Langsamkeit ist gefährlich
Aber auch beim Schutz vor Stürzen geht es nicht unbedingt ums Gleichgewicht. „Wenn man mit dem Fuß umknickt, kommt es darauf an, dass die entsprechenden Muskeln sofort kontrahieren und sich der Mensch so wieder fängt“, erklärt Sportwissenschaftler Froböse. „Dabei wird weder das Hirn eingeschaltet, noch hat das etwas mit dem Gleichgewicht zu tun.“
Entscheidend für eine Sturzprophylaxe ist aus Froböses Sicht, dass ein Mensch nicht in Langsamkeit verfällt. Denn: Muskeln bestehen aus langsamen und schnellen Fasertypen. Wer Stunden schreibt, hält dabei seine langsamen Muskelfasern aktiv. „Um einen Tisch anzuheben, reicht die Kraft aber noch lange nicht aus“, weiß Froböse. Wer Muskeln keinem hohen Reiz mehr aussetzt, lässt die schnellen Muskelfasern verkümmern. Sie werden nicht gefordert. Der Rat an Ältere, sich in Ruhe und langsam zu bewegen, sei darum ein falscher Rat, sagt Froböse. „Auch ältere Menschen dürfen nicht langsam machen. Auch sie sollten ihre schnellen Muskelfasern durch das Hüpfen, Federn und Springen trainieren.“ Denn mittlerweile weiß man, dass sich Muskeln bis ins hohe Alter sehr gut trainieren lassen.

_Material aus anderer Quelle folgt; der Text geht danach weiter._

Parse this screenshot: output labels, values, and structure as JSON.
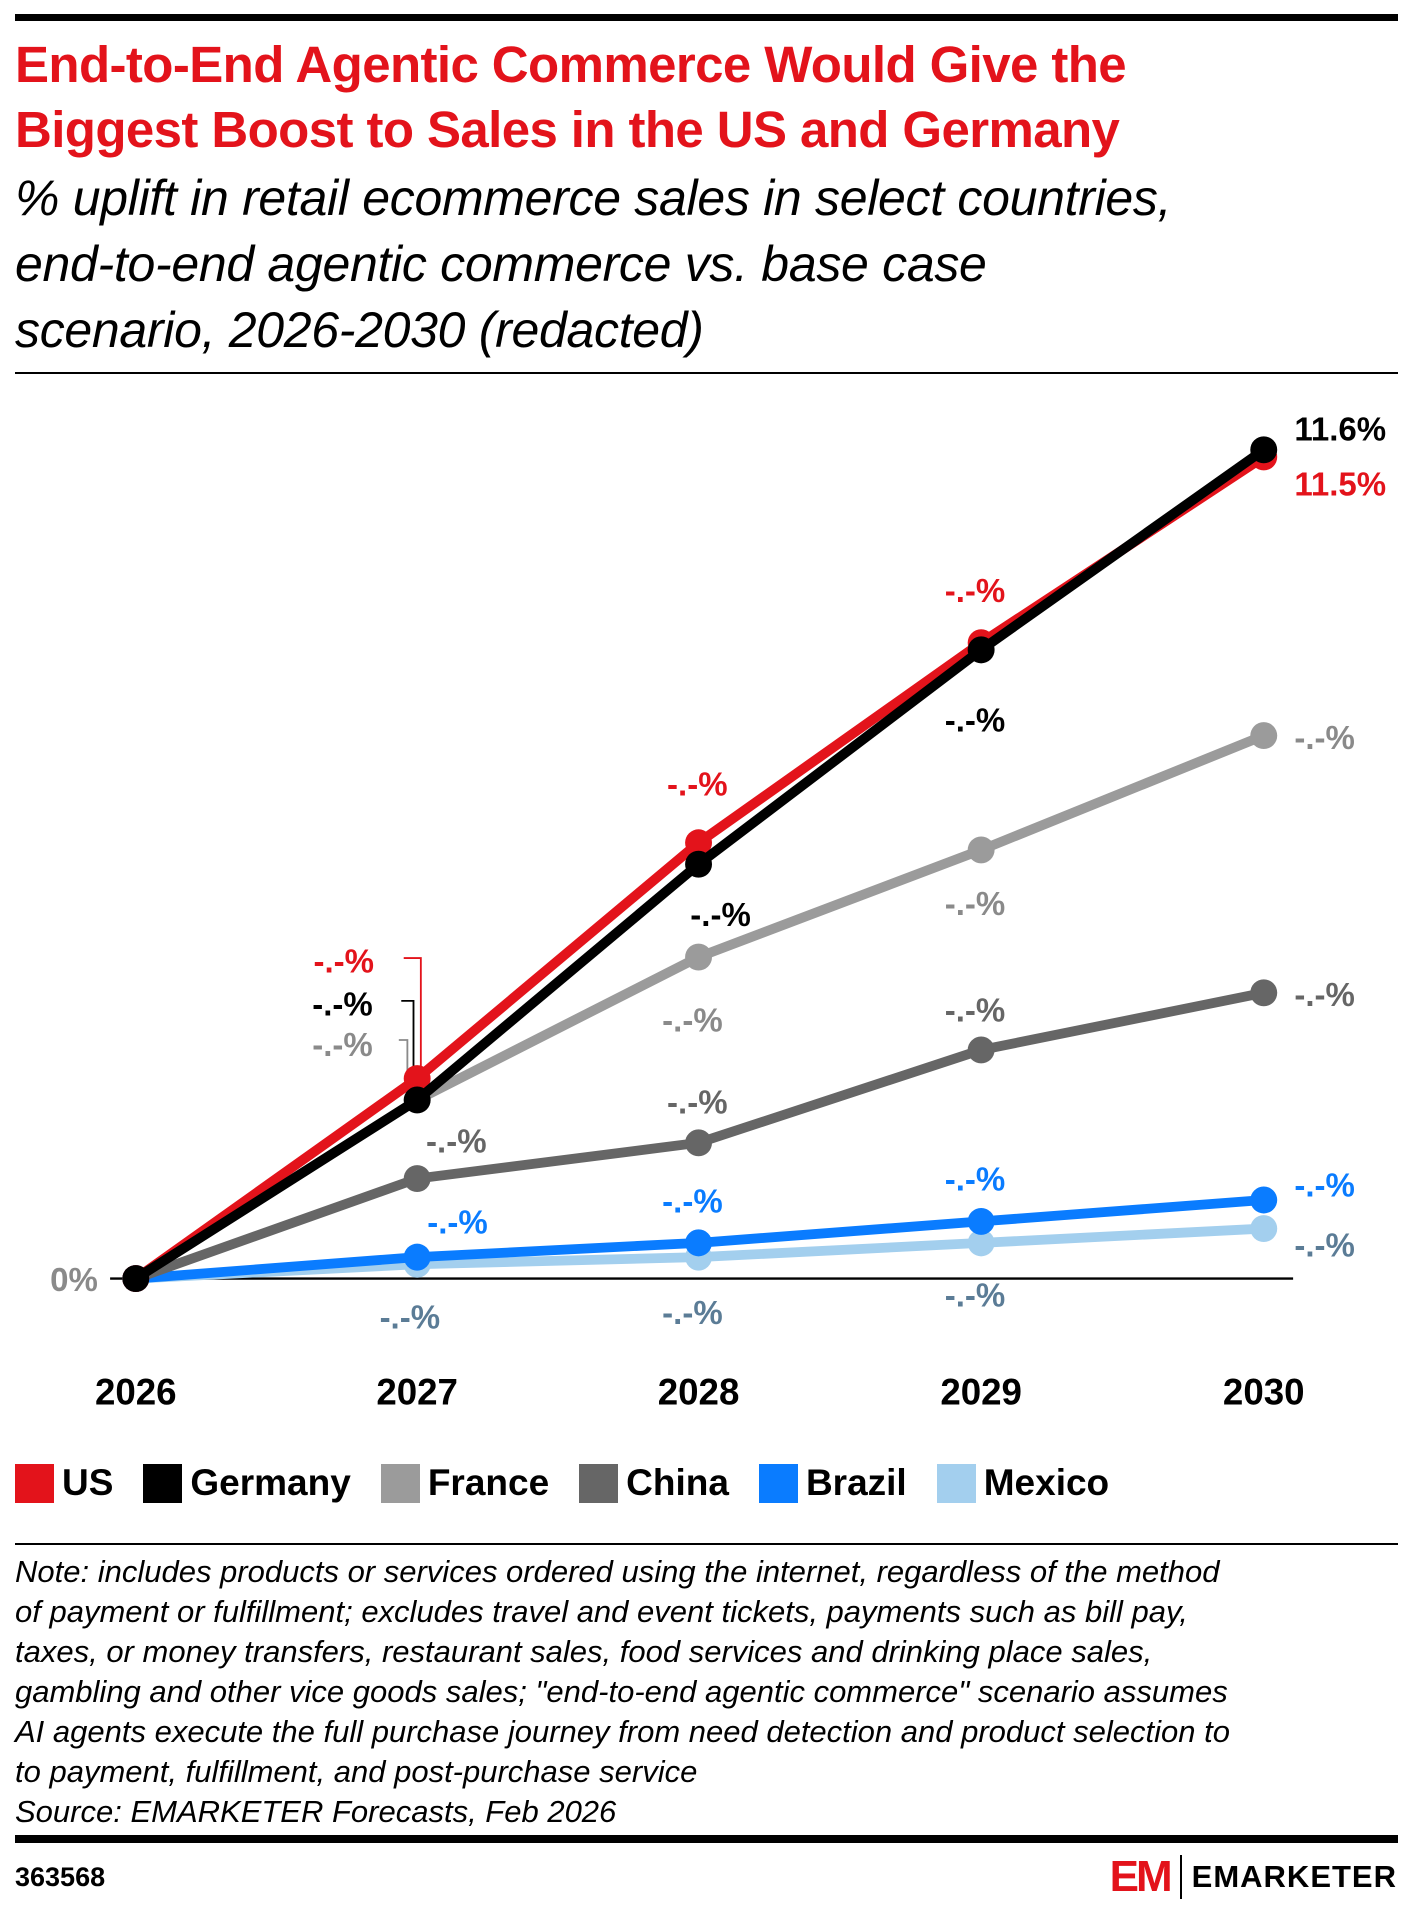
{
  "title": [
    "End-to-End Agentic Commerce Would Give the",
    "Biggest Boost to Sales in the US and Germany"
  ],
  "subtitle": [
    "% uplift in retail ecommerce sales in select countries,",
    "end-to-end agentic commerce vs. base case",
    "scenario, 2026-2030 (redacted)"
  ],
  "chart_data": {
    "type": "line",
    "x": [
      "2026",
      "2027",
      "2028",
      "2029",
      "2030"
    ],
    "ylabel": "",
    "y_tick_labels": [
      "0%"
    ],
    "grid": false,
    "legend_position": "bottom",
    "series": [
      {
        "name": "US",
        "color": "#e3131b",
        "label_color": "#e3131b",
        "values": [
          0,
          2.8,
          6.1,
          8.9,
          11.5
        ],
        "labels": [
          "",
          "-.-%",
          "-.-%",
          "-.-%",
          "11.5%"
        ]
      },
      {
        "name": "Germany",
        "color": "#000000",
        "label_color": "#000000",
        "values": [
          0,
          2.5,
          5.8,
          8.8,
          11.6
        ],
        "labels": [
          "",
          "-.-%",
          "-.-%",
          "-.-%",
          "11.6%"
        ]
      },
      {
        "name": "France",
        "color": "#9b9b9b",
        "label_color": "#8a8a8a",
        "values": [
          0,
          2.5,
          4.5,
          6.0,
          7.6
        ],
        "labels": [
          "",
          "-.-%",
          "-.-%",
          "-.-%",
          "-.-%"
        ]
      },
      {
        "name": "China",
        "color": "#666666",
        "label_color": "#666666",
        "values": [
          0,
          1.4,
          1.9,
          3.2,
          4.0
        ],
        "labels": [
          "",
          "-.-%",
          "-.-%",
          "-.-%",
          "-.-%"
        ]
      },
      {
        "name": "Brazil",
        "color": "#0a7cff",
        "label_color": "#0a7cff",
        "values": [
          0,
          0.3,
          0.5,
          0.8,
          1.1
        ],
        "labels": [
          "",
          "-.-%",
          "-.-%",
          "-.-%",
          "-.-%"
        ]
      },
      {
        "name": "Mexico",
        "color": "#a3cfee",
        "label_color": "#5b7c96",
        "values": [
          0,
          0.2,
          0.3,
          0.5,
          0.7
        ],
        "labels": [
          "",
          "-.-%",
          "-.-%",
          "-.-%",
          "-.-%"
        ]
      }
    ]
  },
  "note": [
    "Note: includes products or services ordered using the internet, regardless of the method",
    "of payment or fulfillment; excludes travel and event tickets, payments such as bill pay,",
    "taxes, or money transfers, restaurant sales, food services and drinking place sales,",
    "gambling and other vice goods sales; \"end-to-end agentic commerce\" scenario assumes",
    "AI agents execute the full purchase journey from need detection and product selection to",
    "to payment, fulfillment, and post-purchase service",
    "Source: EMARKETER Forecasts, Feb 2026"
  ],
  "chart_id": "363568",
  "logo": {
    "mark": "EM",
    "word": "EMARKETER",
    "color": "#e3131b"
  }
}
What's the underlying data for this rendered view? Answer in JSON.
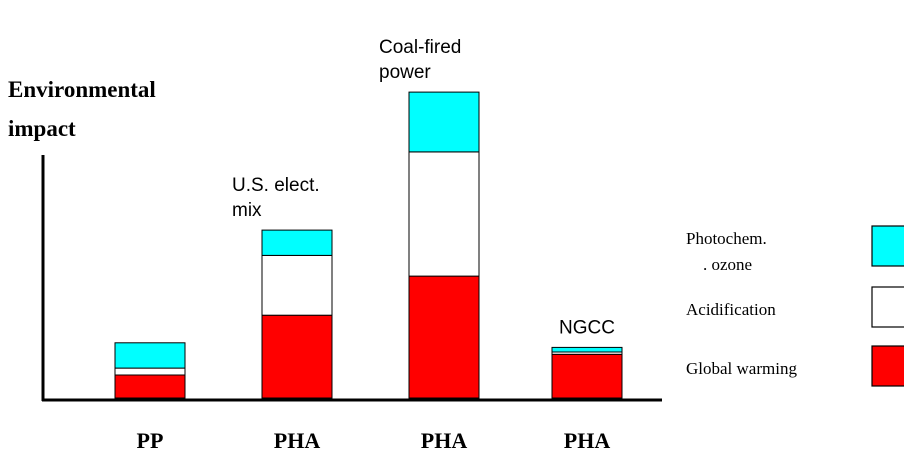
{
  "chart_data": {
    "type": "bar",
    "stacked": true,
    "ylabel_lines": [
      "Environmental",
      "impact"
    ],
    "categories": [
      "PP",
      "PHA",
      "PHA",
      "PHA"
    ],
    "bar_annotations": [
      [],
      [
        "U.S. elect.",
        "mix"
      ],
      [
        "Coal-fired",
        "power"
      ],
      [
        "NGCC"
      ]
    ],
    "series": [
      {
        "name": "Global warming",
        "color": "#ff0000",
        "values": [
          10,
          36,
          53,
          19
        ]
      },
      {
        "name": "Acidification",
        "color": "#ffffff",
        "values": [
          3,
          26,
          54,
          1
        ]
      },
      {
        "name": "Photochemical ozone",
        "legend_lines": [
          "Photochem.",
          ". ozone"
        ],
        "color": "#00ffff",
        "values": [
          11,
          11,
          26,
          2
        ]
      }
    ],
    "ylim": [
      0,
      140
    ],
    "yaxis_ticks": false,
    "grid": false,
    "legend_position": "right"
  }
}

Hüpfen, Springen, Balancieren
Wenn es nach Froböse ginge, würde jeder Mensch täglich die Treppe hinunterrennen, zwei Stufen überspringen, balancieren oder über unebene Flächen laufen. Auf die Anschaffung eines Wackelbretts oder Mini-Trampolins kann man dann getrost verzichten – oder man baut sie ins Alltagstraining ein.